Much like the morning rounds, afternoon rounds kick off by checking if any patient’s status has changed since the last rounds. Some patients require strict hourly monitoring especially when their blood pressure readings are erratic. A patient may be given nicardipine (to decrease BP) or norepinephrine (to increase BP) which is titrated hourly to maintain a specified blood pressure.

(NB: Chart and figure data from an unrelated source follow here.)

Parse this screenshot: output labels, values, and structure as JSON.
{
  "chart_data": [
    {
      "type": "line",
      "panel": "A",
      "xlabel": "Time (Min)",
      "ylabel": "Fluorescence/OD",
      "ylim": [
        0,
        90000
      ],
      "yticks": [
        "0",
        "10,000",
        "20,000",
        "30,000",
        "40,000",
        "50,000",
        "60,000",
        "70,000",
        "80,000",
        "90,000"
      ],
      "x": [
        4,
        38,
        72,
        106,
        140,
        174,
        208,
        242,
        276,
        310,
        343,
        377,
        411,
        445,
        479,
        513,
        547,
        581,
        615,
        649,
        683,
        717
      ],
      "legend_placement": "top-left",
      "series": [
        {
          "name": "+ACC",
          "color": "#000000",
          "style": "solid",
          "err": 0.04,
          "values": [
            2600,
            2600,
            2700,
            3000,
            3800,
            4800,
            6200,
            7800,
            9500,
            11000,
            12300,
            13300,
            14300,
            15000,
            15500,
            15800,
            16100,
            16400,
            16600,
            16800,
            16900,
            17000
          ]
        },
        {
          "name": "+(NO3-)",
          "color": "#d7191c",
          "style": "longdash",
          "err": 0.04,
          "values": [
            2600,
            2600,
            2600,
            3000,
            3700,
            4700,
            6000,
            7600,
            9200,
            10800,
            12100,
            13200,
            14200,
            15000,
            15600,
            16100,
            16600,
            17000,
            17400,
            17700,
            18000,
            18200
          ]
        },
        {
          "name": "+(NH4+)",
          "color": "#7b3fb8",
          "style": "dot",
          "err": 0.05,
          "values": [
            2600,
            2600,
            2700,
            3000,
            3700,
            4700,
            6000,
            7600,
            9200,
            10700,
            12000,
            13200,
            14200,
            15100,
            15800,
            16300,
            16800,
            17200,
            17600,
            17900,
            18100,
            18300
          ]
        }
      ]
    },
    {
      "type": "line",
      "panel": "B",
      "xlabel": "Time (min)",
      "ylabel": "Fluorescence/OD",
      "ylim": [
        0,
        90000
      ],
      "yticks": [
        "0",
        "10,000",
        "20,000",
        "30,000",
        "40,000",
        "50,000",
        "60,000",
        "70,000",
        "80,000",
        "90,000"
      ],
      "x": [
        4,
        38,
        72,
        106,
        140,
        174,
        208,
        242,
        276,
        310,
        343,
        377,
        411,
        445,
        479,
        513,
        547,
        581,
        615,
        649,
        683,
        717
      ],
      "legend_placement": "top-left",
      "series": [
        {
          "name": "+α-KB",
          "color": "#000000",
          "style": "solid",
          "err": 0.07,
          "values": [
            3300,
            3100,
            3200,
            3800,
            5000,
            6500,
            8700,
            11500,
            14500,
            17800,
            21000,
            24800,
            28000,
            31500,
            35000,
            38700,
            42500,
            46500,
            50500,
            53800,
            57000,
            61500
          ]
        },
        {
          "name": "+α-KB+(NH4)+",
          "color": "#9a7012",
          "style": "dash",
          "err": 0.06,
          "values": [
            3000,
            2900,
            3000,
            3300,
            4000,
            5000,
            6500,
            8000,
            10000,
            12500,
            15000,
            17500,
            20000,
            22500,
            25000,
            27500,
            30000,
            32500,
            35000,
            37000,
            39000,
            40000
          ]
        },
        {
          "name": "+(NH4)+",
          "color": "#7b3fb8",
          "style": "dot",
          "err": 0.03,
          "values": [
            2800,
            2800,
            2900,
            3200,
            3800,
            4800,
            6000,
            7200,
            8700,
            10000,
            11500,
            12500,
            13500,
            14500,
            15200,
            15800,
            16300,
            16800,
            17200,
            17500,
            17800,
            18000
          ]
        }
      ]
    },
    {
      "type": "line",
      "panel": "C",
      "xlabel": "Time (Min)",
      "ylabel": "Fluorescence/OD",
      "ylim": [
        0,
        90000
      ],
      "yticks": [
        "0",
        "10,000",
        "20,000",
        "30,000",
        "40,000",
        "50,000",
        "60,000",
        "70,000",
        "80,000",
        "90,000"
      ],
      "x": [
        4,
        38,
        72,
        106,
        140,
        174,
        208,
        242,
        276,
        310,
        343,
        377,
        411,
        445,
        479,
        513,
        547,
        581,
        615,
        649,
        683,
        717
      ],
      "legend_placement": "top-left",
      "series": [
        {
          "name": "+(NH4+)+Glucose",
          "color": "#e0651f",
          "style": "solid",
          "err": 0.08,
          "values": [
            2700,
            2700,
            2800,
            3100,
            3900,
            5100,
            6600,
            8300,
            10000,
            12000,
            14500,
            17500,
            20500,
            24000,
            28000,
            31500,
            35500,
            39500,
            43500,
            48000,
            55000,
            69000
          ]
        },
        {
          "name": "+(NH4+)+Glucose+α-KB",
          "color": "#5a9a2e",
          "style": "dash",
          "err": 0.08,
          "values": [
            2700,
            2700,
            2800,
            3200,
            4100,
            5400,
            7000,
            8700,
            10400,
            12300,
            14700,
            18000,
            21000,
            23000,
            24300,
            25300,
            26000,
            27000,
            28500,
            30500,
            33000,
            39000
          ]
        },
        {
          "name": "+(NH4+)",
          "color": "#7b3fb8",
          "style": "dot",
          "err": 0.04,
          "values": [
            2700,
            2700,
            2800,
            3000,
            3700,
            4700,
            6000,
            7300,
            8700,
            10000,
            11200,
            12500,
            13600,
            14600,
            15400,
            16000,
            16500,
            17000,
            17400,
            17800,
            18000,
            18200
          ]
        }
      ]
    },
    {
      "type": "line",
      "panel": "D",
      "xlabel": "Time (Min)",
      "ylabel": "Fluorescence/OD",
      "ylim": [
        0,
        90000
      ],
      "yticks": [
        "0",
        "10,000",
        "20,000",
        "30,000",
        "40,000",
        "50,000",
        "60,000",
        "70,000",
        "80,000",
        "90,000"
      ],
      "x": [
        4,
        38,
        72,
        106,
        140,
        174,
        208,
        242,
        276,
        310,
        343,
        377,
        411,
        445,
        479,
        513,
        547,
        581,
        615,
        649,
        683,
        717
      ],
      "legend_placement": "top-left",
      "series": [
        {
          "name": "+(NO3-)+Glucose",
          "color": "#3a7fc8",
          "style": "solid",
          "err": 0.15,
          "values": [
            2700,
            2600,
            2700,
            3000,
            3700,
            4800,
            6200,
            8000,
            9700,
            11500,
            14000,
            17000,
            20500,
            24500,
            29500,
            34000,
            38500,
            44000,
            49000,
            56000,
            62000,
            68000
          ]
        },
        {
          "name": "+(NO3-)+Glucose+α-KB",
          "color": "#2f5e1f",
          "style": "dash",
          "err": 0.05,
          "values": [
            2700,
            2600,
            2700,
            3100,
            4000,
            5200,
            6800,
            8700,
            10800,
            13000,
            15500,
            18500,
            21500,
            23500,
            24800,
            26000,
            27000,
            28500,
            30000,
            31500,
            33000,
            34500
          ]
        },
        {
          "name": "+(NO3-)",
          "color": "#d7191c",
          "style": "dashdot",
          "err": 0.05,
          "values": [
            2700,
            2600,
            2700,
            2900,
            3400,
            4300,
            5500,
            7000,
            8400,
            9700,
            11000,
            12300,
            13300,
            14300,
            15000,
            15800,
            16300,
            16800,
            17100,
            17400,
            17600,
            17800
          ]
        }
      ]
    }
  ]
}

By the afternoon, some patients could have been discharged or released but several more will have been admitted in the interim. Nurses can often find themselves managing new patients and administering any medications that need to be given at that time. And of course, during this time, most nurses catch up on charting/documenting nursing care and carrying out doctors’ orders.

The afternoon also include visiting hours. Nurses often use their ‘people skills’ during this period. Nurses are often tasked with updating family members on a patient’s condition. They also educate new patients (and their families) about their diagnosis, treatment and nursing care plans, as well as unit/hospital rules and regulations. Nurses will have to answer patient questions and ensure that both the patient and his/her family have adequately internalized what they need to know.


Despite the toxicity, one may consider it a good day if no patient went on cardiac arrest or had to be intubated.

Before going home, a neurology nurse will have to make sure that everything has been properly documented. Nurses will have to double-check patient charts and update handover notes for the next shift. Nurses need to make sure that the transition to the next shift goes as seamlessly as it was in the morning so that patients are getting consistent care.

When the afternoon shift nurses arrive, morning shift nurses (usually the charge nurse) will brief them and leave the care of their patients to these nurses with equally capable hands. After the final ward rounds, morning shift nurses go home, enjoy their hard-earned rest, and start again the cycle after 16 hours.

End Notes

There is no typical day for a nurse, especially a neurology nurse. No matter what a nurse does, or where he/she does it, there is always the unpredictability of how a day will start and end. It is an incredibly demanding field, but it can be a rewarding and fulfilling one.